The two-word caption of today’s column may need a footnote at the outset. Even as the intended meaning of the words may become clear in the lines to follow, the first word is about the rate at which the country’s headcount is increasing from a given year to the next and the second is about the actual number added to the headcount in the year of reckoning. Having set the platform for taking up the various relevant issues concerning the land’s population, one is obliged to start with the questions a) Is the country more populous than its resources that support life also of all other forms, including the denizens of the forest, the winged species, water-borne fauna and the so-called strays? and b) Is the rate (estimated by demographers) of current annual addition high enough to worsen the land’s economic health in foreseeable future? These questions have not only been discussed in various forums and answered in two diametrically opposite ways in the not too distant past, even as the rate of increase in the country’s headcount has been made out in some circles as OK and there are no clues on the action needed to hold both the rate and the annual increment of the headcount in check. The views available on record oscillate between optimism at one extreme and pessimism at the other.

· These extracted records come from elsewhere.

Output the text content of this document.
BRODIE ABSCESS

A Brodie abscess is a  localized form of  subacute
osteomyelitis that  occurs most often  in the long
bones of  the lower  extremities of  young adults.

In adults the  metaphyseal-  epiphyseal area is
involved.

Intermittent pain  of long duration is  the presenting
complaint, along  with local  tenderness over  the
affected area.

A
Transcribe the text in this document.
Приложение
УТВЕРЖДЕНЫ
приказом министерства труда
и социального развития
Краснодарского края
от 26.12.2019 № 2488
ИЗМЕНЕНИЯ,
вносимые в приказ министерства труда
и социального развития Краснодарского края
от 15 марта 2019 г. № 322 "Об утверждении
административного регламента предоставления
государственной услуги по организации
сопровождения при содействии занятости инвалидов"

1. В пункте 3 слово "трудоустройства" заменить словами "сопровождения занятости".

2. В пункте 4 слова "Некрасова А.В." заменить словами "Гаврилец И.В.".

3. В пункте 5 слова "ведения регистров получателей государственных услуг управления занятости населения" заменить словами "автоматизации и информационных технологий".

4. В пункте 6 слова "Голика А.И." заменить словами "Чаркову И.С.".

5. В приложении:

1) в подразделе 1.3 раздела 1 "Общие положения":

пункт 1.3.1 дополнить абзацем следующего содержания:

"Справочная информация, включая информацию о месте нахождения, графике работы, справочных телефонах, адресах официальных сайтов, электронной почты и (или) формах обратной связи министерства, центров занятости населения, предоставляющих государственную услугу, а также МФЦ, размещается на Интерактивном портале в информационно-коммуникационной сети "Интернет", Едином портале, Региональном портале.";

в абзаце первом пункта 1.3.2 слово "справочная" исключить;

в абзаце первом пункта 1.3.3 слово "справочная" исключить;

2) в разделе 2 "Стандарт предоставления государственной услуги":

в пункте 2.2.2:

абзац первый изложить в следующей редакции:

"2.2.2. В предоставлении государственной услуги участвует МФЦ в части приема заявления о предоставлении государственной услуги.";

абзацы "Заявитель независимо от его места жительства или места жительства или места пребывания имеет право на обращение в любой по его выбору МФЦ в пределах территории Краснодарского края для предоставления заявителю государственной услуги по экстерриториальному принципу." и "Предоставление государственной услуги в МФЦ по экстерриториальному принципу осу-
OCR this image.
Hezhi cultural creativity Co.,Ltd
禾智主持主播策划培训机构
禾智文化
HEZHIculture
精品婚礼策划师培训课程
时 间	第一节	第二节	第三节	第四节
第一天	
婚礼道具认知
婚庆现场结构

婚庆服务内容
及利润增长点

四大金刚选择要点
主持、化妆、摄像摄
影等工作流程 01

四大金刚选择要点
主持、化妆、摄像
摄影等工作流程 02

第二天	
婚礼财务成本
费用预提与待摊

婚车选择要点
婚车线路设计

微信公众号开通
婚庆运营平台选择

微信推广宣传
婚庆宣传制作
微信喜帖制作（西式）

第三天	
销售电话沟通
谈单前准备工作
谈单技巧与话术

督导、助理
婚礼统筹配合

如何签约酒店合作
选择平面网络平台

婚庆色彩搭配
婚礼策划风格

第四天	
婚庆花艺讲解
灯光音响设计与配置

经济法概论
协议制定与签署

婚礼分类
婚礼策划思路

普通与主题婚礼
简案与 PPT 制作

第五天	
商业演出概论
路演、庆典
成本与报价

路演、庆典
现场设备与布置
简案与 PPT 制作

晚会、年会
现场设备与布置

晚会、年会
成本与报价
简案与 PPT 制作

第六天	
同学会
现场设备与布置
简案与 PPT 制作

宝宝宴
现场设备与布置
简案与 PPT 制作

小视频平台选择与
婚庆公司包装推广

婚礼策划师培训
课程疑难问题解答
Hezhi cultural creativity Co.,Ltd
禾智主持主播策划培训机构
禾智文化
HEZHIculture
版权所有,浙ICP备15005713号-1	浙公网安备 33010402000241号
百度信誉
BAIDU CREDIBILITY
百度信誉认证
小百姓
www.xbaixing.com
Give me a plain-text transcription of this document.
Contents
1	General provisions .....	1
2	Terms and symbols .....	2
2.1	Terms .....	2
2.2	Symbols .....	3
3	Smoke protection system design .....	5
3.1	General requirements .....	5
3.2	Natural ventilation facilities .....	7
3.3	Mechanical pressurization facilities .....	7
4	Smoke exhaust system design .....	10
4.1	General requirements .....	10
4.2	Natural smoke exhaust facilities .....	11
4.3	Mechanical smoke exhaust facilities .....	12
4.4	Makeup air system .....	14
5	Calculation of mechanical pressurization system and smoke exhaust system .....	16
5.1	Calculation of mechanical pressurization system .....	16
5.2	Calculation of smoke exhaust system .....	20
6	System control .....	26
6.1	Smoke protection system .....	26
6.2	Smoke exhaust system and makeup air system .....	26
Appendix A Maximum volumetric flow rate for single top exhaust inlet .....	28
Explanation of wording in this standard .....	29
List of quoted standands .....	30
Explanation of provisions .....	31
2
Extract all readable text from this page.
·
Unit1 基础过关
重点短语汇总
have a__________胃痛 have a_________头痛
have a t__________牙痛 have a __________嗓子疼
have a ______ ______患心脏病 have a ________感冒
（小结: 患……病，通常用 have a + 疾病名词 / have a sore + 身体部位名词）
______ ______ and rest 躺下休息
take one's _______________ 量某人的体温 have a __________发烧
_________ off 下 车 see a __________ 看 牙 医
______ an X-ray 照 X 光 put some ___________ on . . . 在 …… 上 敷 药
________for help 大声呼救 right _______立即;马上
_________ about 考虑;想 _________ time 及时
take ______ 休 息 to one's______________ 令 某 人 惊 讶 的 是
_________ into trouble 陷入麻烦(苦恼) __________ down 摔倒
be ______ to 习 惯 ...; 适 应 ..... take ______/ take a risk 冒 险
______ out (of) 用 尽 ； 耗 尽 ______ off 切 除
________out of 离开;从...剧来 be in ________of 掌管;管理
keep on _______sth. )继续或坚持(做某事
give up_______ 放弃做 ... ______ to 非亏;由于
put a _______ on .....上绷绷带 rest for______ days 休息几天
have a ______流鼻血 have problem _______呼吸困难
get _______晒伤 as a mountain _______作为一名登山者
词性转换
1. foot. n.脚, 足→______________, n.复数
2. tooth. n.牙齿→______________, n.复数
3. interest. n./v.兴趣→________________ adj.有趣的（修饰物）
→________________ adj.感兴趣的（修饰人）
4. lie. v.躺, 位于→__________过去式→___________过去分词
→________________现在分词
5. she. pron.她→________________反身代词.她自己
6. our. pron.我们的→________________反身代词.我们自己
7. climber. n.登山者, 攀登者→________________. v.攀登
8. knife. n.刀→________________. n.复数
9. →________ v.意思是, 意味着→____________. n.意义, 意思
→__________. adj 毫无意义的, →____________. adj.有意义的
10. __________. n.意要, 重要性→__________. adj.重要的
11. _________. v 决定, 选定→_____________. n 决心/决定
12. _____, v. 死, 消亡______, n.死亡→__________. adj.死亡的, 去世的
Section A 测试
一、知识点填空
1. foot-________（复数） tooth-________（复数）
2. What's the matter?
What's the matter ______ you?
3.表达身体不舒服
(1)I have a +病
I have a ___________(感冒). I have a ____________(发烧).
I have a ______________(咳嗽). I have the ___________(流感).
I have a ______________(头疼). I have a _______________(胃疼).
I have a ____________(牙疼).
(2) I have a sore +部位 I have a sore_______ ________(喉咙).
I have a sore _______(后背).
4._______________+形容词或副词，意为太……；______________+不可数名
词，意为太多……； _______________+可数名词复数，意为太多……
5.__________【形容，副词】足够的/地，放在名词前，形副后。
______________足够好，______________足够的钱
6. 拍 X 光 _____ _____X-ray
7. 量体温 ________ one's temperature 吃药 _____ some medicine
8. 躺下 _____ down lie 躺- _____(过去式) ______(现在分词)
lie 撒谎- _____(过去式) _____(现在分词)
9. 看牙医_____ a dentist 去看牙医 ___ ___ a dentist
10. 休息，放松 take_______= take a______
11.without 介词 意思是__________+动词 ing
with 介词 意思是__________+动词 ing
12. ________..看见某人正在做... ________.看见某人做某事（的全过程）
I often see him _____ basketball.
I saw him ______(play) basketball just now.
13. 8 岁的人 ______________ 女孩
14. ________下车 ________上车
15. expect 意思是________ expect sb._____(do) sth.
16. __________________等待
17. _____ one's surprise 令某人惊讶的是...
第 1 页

India being a land hosting people numerically on the cusp of 1.5 billion that fall into different classifications on well-known identities of faiths, tongues, ethnicity, creeds, cults, literacy levels and economic status, one has to take maximum care in raising the delicate issue of which of these identities is to be singled out for not falling in line with the nationally important task of moving towards an inclusive society, as often mentioned by the top brass in the government.
First and foremost, it is incongruent to ask any or every family at large, particularly the newly-weds, not to beget children ostensibly to arrest the country’s current population expansion. One is prompted to cite the Kannada idiom Hanihani goodidare halla…(which translates to: Little drops of water makes a mighty ocean) in the context of the simple phenomenon of each family’s progeny contributes to the land’s total mass of headcount. Now, coming straight to the issue of addressing the goal of restraining the steadily enlarging expansion of the country’s population, one has no option except to say that the message is lost on the people at large, given the various well-marked demands of different sections of the land’s diaspora based on their distinct identity, particularly the faith-driven identity.
The foregoing narrative including the point that the imperatives of generously procreating is not convincing to sections of one or the other faith in the land merits greater attention on one more count, namely, one out of 70 births yields a twin, according to a report. Thus, the compulsions of restricting increment in the land’s population applies to everybody in general and nobody in particular.